Sheryl Gay Stolberg and Jim Rutenberg wrote in the New York Times: "Mr. Bush, sounding alternately testy and conciliatory at a White House news conference, said he was 'obviously disappointed.' He portrayed the results as a cumulative 'thumping' of Republicans and conceded that as head of the party, he bore some responsibility. . . .
I saw that press conference. Yes, ‘testy’ is the word.
After Bush conceded, ‘We got thumped,’ a reporter quoted his words back at him to be sure she had them correct. He stopped her and said, ‘It was a “cumulative thumping.” Race-by-race, the differences were minimal.’
Once again, Bush's and my recollections of events differ:
The results were all over the place.

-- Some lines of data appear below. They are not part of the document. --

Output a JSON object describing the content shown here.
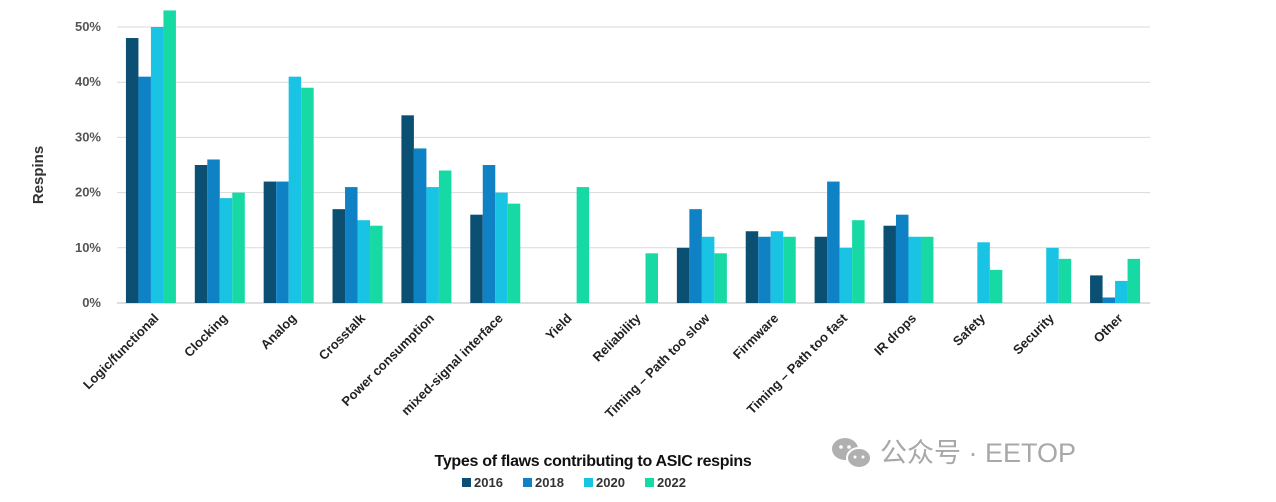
{
  "chart_data": {
    "type": "bar",
    "title": "",
    "xlabel": "Types of flaws contributing to ASIC respins",
    "ylabel": "Respins",
    "ylim": [
      0,
      50
    ],
    "yticks": [
      "0%",
      "10%",
      "20%",
      "30%",
      "40%",
      "50%"
    ],
    "grid": true,
    "legend_position": "bottom",
    "categories": [
      "Logic/functional",
      "Clocking",
      "Analog",
      "Crosstalk",
      "Power consumption",
      "mixed-signal interface",
      "Yield",
      "Reliability",
      "Timing – Path too slow",
      "Firmware",
      "Timing – Path too fast",
      "IR drops",
      "Safety",
      "Security",
      "Other"
    ],
    "series": [
      {
        "name": "2016",
        "color": "#0b4f73",
        "values": [
          48,
          25,
          22,
          17,
          34,
          16,
          null,
          null,
          10,
          13,
          12,
          14,
          null,
          null,
          5
        ]
      },
      {
        "name": "2018",
        "color": "#0e82c4",
        "values": [
          41,
          26,
          22,
          21,
          28,
          25,
          null,
          null,
          17,
          12,
          22,
          16,
          null,
          null,
          1
        ]
      },
      {
        "name": "2020",
        "color": "#18c3e3",
        "values": [
          50,
          19,
          41,
          15,
          21,
          20,
          null,
          null,
          12,
          13,
          10,
          12,
          11,
          10,
          4
        ]
      },
      {
        "name": "2022",
        "color": "#17d9a4",
        "values": [
          53,
          20,
          39,
          14,
          24,
          18,
          21,
          9,
          9,
          12,
          15,
          12,
          6,
          8,
          8
        ]
      }
    ]
  },
  "watermark": {
    "text": "公众号 · EETOP",
    "icon": "wechat-icon"
  }
}
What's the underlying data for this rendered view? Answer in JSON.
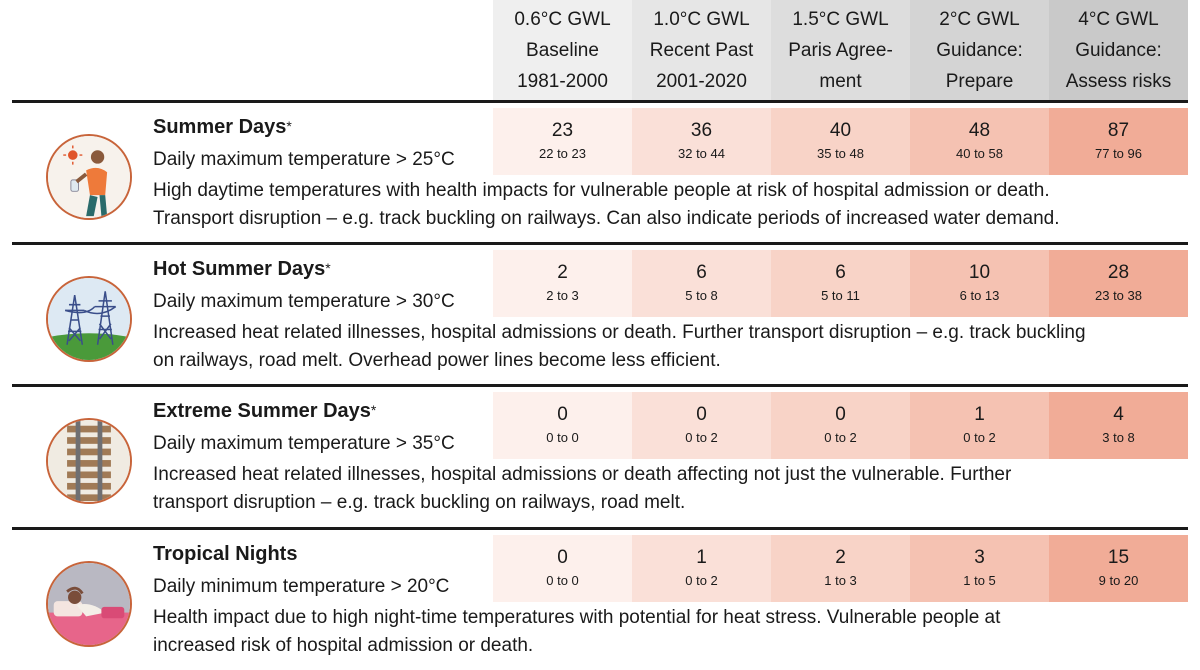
{
  "columns": [
    {
      "gwl": "0.6°C GWL",
      "line1": "Baseline",
      "line2": "1981-2000",
      "header_color": "#efefef",
      "cell_color": "#fdf0ec"
    },
    {
      "gwl": "1.0°C GWL",
      "line1": "Recent Past",
      "line2": "2001-2020",
      "header_color": "#e6e6e6",
      "cell_color": "#fae0d8"
    },
    {
      "gwl": "1.5°C GWL",
      "line1": "Paris Agree-",
      "line2": "ment",
      "header_color": "#dddddd",
      "cell_color": "#f8d3c7"
    },
    {
      "gwl": "2°C GWL",
      "line1": "Guidance:",
      "line2": "Prepare",
      "header_color": "#d4d4d4",
      "cell_color": "#f5c2b2"
    },
    {
      "gwl": "4°C GWL",
      "line1": "Guidance:",
      "line2": "Assess risks",
      "header_color": "#c9c9c9",
      "cell_color": "#f1ac97"
    }
  ],
  "indicators": [
    {
      "title": "Summer Days",
      "star": "*",
      "subtitle": "Daily maximum temperature > 25°C",
      "desc_lines": [
        "High daytime temperatures with health impacts for vulnerable people at risk of hospital admission or death.",
        "Transport disruption – e.g. track buckling on railways. Can also indicate periods of increased water demand."
      ],
      "icon": "person-in-heat-icon",
      "values": [
        {
          "value": "23",
          "range": "22 to 23"
        },
        {
          "value": "36",
          "range": "32 to 44"
        },
        {
          "value": "40",
          "range": "35 to 48"
        },
        {
          "value": "48",
          "range": "40 to 58"
        },
        {
          "value": "87",
          "range": "77 to 96"
        }
      ]
    },
    {
      "title": "Hot Summer Days",
      "star": "*",
      "subtitle": "Daily maximum temperature > 30°C",
      "desc_lines": [
        "Increased heat related illnesses, hospital admissions or death. Further transport disruption – e.g. track buckling",
        "on railways, road melt. Overhead power lines become less efficient."
      ],
      "icon": "power-pylon-icon",
      "values": [
        {
          "value": "2",
          "range": "2 to 3"
        },
        {
          "value": "6",
          "range": "5 to 8"
        },
        {
          "value": "6",
          "range": "5 to 11"
        },
        {
          "value": "10",
          "range": "6 to 13"
        },
        {
          "value": "28",
          "range": "23 to 38"
        }
      ]
    },
    {
      "title": "Extreme Summer Days",
      "star": "*",
      "subtitle": "Daily maximum temperature > 35°C",
      "desc_lines": [
        "Increased heat related illnesses, hospital admissions or death affecting not just the vulnerable. Further",
        "transport disruption – e.g. track buckling on railways, road melt."
      ],
      "icon": "railway-track-icon",
      "values": [
        {
          "value": "0",
          "range": "0 to 0"
        },
        {
          "value": "0",
          "range": "0 to 2"
        },
        {
          "value": "0",
          "range": "0 to 2"
        },
        {
          "value": "1",
          "range": "0 to 2"
        },
        {
          "value": "4",
          "range": "3 to 8"
        }
      ]
    },
    {
      "title": "Tropical Nights",
      "star": "",
      "subtitle": "Daily minimum temperature > 20°C",
      "desc_lines": [
        "Health impact due to high night-time temperatures with potential for heat stress. Vulnerable people at",
        "increased risk of hospital admission or death."
      ],
      "icon": "person-in-bed-icon",
      "values": [
        {
          "value": "0",
          "range": "0 to 0"
        },
        {
          "value": "1",
          "range": "0 to 2"
        },
        {
          "value": "2",
          "range": "1 to 3"
        },
        {
          "value": "3",
          "range": "1 to 5"
        },
        {
          "value": "15",
          "range": "9 to 20"
        }
      ]
    }
  ]
}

There were strongly Red states. There were strongly Blue states. One race I recall [though I can’t remember which] was 71%—29% Democrat. Missouri’s was a minimal race—as was Tennessee. What is amazing is the fact that Missouri has a Democratic senator at all. I’ve lived here most of my life and I don’t recall the last time we had one of those.
So, Bush said the races were close—immediately after saying he and his party had received a ‘thumping.’
Pundits on the right are quick to point out the difference between conservatives and Republicans these days. They have also lined up to say that the races were tight. The majorities were miniscule. Etc.
What only one person has seen fit to mention is that very redrawing-of-the-map that occurred during the GOP watch—despite the best efforts of the Democrats to thwart it.
If you take that injustice into account, the majorities start to look even bigger, don’t they?